I have an algebraic group (a representable functor) $(G,\mu,\eta,\sigma)$ and it's coordinate algebra ${\cal{O}}(G)$.
In my course it is stated without proof that the category of algebraic groups ${\bf{AlgGrp}}_k$ is anti-equivalent to the category of Hopf algebras ${\bf{Hpf}}_k$.
I would like two know which are the two functors that work.
One is easy
$$F:{\bf{Hpf}}_k^{op}\rightarrow {\bf{AlgGrp}}_k \\H\mapsto (\text{Hom}_{Alg}(H,-),\mu,\eta,\sigma)\\f\mapsto\bar{f}\text{ where }\bar{f}(\phi) = \phi\circ f$$
with $\mu,\eta,\sigma$ given by the rules of $H$.
However defining the opposite functor is proving more difficult.
Any help?
The precise equivalence is between affine group schemes over $k$ and the opposite of commutative Hopf algebras over $k$. ("Algebraic group" is a very ambiguous term - for most people it means the underlying scheme has finite type, and for some people it has to be a variety - and noncommutative Hopf algebras don't enter the story.) It goes like this:
The category of affine schemes over $k$ is equivalent to the opposite of the category of commutative $k$-algebras.
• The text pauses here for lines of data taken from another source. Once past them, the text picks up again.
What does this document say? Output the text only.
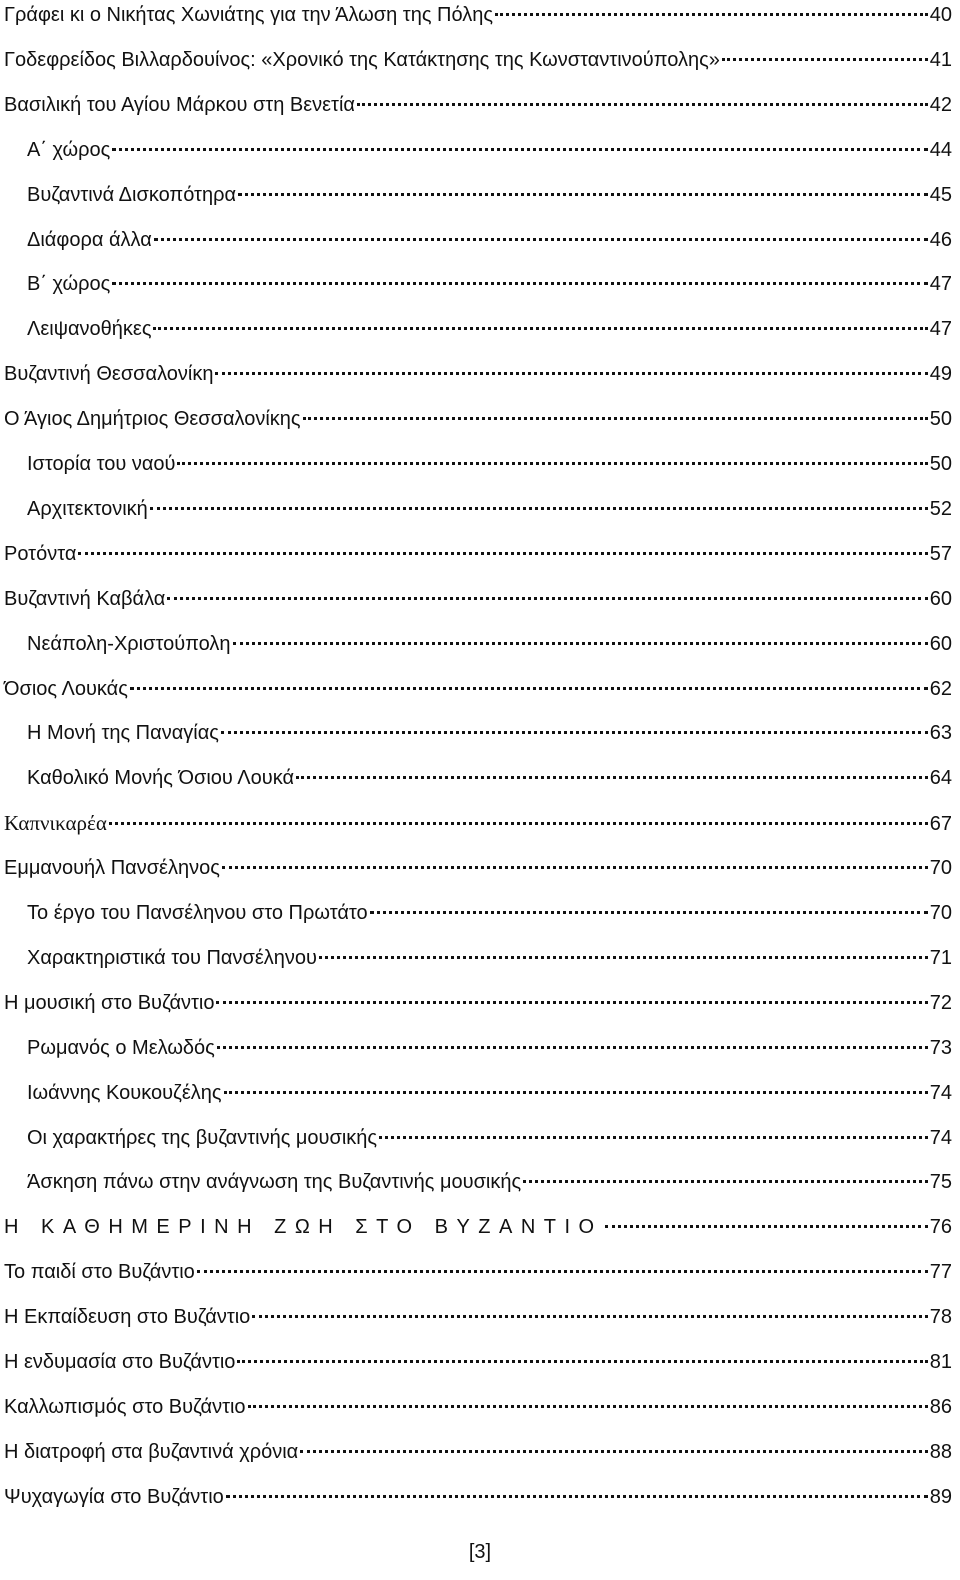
Γράφει κι ο Νικήτας Χωνιάτης για την Άλωση της Πόλης	40
Γοδεφρείδος Βιλλαρδουίνος: «Χρονικό της Κατάκτησης της Κωνσταντινούπολης»	41
Βασιλική του Αγίου Μάρκου στη Βενετία	42
Α΄ χώρος	44
Βυζαντινά Δισκοπότηρα	45
Διάφορα άλλα	46
Β΄ χώρος	47
Λειψανοθήκες	47
Βυζαντινή Θεσσαλονίκη	49
Ο Άγιος Δημήτριος Θεσσαλονίκης	50
Ιστορία του ναού	50
Αρχιτεκτονική	52
Ροτόντα	57
Βυζαντινή Καβάλα	60
Νεάπολη-Χριστούπολη	60
Όσιος Λουκάς	62
Η Μονή της Παναγίας	63
Καθολικό Μονής Όσιου Λουκά	64
Καπνικαρέα	67
Εμμανουήλ Πανσέληνος	70
Το έργο του Πανσέληνου στο Πρωτάτο	70
Χαρακτηριστικά του Πανσέληνου	71
Η μουσική στο Βυζάντιο	72
Ρωμανός ο Μελωδός	73
Ιωάννης Κουκουζέλης	74
Οι χαρακτήρες της βυζαντινής μουσικής	74
Άσκηση πάνω στην ανάγνωση της Βυζαντινής μουσικής	75
Η ΚΑΘΗΜΕΡΙΝΗ ΖΩΗ ΣΤΟ ΒΥΖΑΝΤΙΟ	76
Το παιδί στο Βυζάντιο	77
Η Εκπαίδευση στο Βυζάντιο	78
Η ενδυμασία στο Βυζάντιο	81
Καλλωπισμός στο Βυζάντιο	86
Η διατροφή στα βυζαντινά χρόνια	88
Ψυχαγωγία στο Βυζάντιο	89
[3]
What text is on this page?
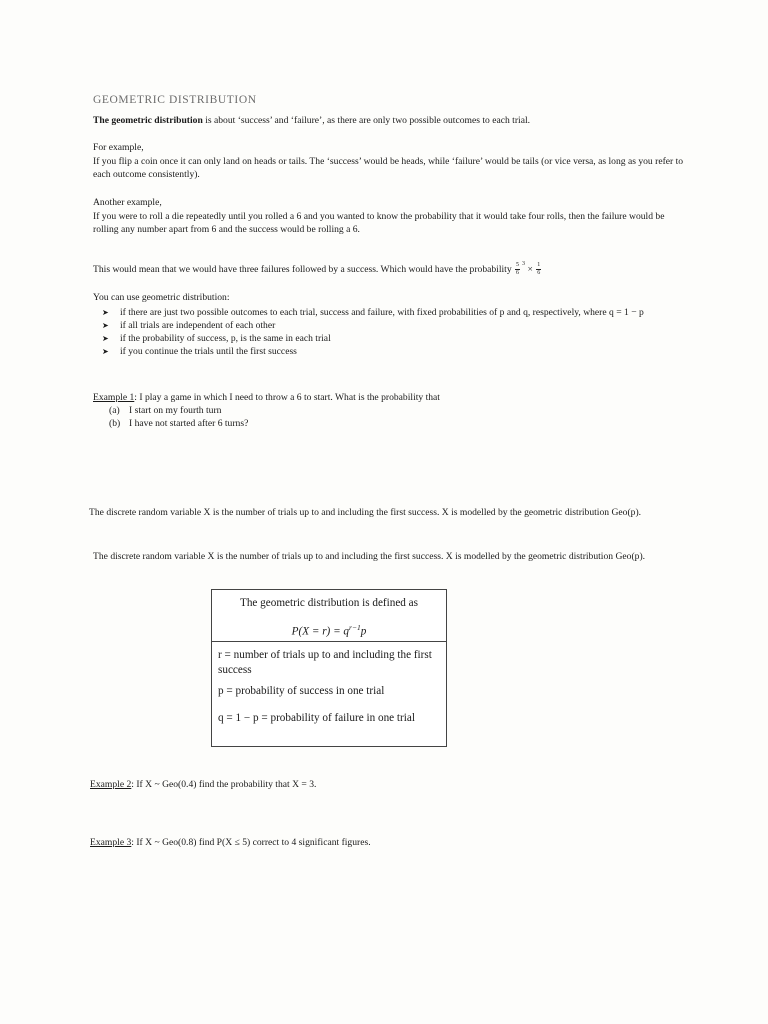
GEOMETRIC DISTRIBUTION
The geometric distribution is about ‘success’ and ‘failure’, as there are only two possible outcomes to each trial.
For example,
If you flip a coin once it can only land on heads or tails. The ‘success’ would be heads, while ‘failure’ would be tails (or vice versa, as long as you refer to each outcome consistently).
Another example,
If you were to roll a die repeatedly until you rolled a 6 and you wanted to know the probability that it would take four rolls, then the failure would be rolling any number apart from 6 and the success would be rolling a 6.
This would mean that we would have three failures followed by a success. Which would have the probability $\frac{5}{6} ^3 \times \frac{1}{6}$
You can use geometric distribution:
➤ if there are just two possible outcomes to each trial, success and failure, with fixed probabilities of p and q, respectively, where q = 1 − p
➤ if all trials are independent of each other
➤ if the probability of success, p, is the same in each trial
➤ if you continue the trials until the first success
Example 1: I play a game in which I need to throw a 6 to start. What is the probability that
(a) I start on my fourth turn
(b) I have not started after 6 turns?
The discrete random variable X is the number of trials up to and including the first success. X is modelled by the geometric distribution Geo(p).
The discrete random variable X is the number of trials up to and including the first success. X is modelled by the geometric distribution Geo(p).
The geometric distribution is defined as
$P(X = r) = q^{r-1}p$
r = number of trials up to and including the first success
p = probability of success in one trial
q = 1 − p = probability of failure in one trial
Example 2: If X ~ Geo(0.4) find the probability that X = 3.
Example 3: If X ~ Geo(0.8) find P(X ≤ 5) correct to 4 significant figures.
This is either a definition or a theorem depending on your definition of affine schemes.
An affine group scheme over $k$ is a group object in the category of affine schemes over $k$.
A commutative Hopf algebra over $k$ is a cogroup object in the category of commutative $k$-algebras. (This is not true if "commutative" is dropped!)
The functor from affine group schemes to Hopf algebras is given by taking the coordinate algebra, which for any scheme $X$ is given by $\text{Hom}_{\text{Sch}}(X, \mathbb{A}^1)$.